In spite of all of this, he was called up from Triple A-Toledo on May 5th to replace outfielder, Carlos Guillen, who was placed on the DL at thetime, and has been a more than useful contributor to the Detroit Tigers lineup.
Quite incredibly, his production is coming out of a most unusual spot in the lineup for him: the third spot, right in front of Tigers 1B Miguel Cabrera. In his first game with the big club, he went 3-for-4, including a double and a home run against the Minnesota Twins, all out of the third spot in Jim Leyland's lineup.

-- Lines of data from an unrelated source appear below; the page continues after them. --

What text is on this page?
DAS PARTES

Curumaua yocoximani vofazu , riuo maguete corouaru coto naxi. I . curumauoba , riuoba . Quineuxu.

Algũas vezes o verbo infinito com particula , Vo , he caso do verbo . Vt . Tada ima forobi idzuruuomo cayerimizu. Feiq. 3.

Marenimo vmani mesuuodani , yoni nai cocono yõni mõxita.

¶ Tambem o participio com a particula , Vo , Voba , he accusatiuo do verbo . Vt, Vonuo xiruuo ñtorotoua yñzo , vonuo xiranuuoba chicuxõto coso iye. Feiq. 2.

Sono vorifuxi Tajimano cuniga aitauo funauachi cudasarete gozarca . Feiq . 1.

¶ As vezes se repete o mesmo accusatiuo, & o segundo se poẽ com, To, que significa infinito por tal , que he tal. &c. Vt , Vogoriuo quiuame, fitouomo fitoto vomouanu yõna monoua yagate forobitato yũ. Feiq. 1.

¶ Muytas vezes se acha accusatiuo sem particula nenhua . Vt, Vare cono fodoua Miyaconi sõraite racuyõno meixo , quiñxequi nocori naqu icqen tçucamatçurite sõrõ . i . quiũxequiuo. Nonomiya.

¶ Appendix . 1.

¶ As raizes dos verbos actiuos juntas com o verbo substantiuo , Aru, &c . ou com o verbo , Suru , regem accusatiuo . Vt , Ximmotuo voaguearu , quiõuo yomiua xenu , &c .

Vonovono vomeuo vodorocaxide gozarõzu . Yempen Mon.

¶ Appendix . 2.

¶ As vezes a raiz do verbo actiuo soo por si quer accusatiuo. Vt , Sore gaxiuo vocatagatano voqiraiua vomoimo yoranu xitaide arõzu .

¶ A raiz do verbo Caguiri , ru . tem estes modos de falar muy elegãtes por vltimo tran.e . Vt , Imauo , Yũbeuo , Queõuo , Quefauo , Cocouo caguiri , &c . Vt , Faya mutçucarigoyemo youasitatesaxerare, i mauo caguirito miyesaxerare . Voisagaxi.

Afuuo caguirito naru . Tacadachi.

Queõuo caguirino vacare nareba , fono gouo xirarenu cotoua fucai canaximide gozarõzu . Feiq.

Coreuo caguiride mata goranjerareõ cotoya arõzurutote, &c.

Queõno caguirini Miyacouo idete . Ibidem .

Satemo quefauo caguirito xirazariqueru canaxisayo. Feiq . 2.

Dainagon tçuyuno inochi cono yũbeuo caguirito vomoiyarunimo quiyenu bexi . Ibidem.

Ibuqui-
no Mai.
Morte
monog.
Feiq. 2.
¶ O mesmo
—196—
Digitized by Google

One wonders what the explanation for the continuation of last year's success is for Clete Thomas. When looking at the numbers that he's put up at all levels of baseball, one will see a patient hitter who makes, at best, decent contact. Lets look at his OBP numbers since 2006, along with plate appearances:
· 2006 (High—A Lakeland): .332 (529 PAs)
· 2007 (AA—Erie): .359 (528 PAs)
· 2008 (ML—Detroit): .366 (116 PAs)
· 2008 (AAA—Toledo): .333 (291 PAs)
· 2009 (AAA—Toledo): .349 (89 PAs)
Along with these numbers, between all of his stops between Lakeland and Detroit, he's averaged an OPS of around .740, which is a not exactly an impressive figure for a batter that the Detroit Tigers are using in the third spot in their lineup.
Clearly, he's getting on base at more than a reasonable clip. But this doesn't explain the sudden success that he's had during his coffee stops in Detroit the past couple of years.
Overall, Clete Thomas is the tough, gritty player that most red-blooded baseball fans want to succeed at the Major League level.
In Detroit, we call it the "Brandon Inge" type. However, it is quite perplexing that the Tigers organization not only passed up the opportunity to replace Carlos Guillen's spot in the lineup with someone who has more pop, such as outfielders Brent Clevlen or Wilkin Ramirez.
It appears the Tigers were thinking outside of the box when calling up Thomas, perhaps hoping he could build upon his cup of coffee with the big club last year. While this is admirable, it would behoove the Tigers organization to keep a close eye on Thomas.
He very well may be riding a wave of success at the Major League level fueled by the fact that pitchers are unfamiliar with him, and one has to believe that he will come back down to earth as expected.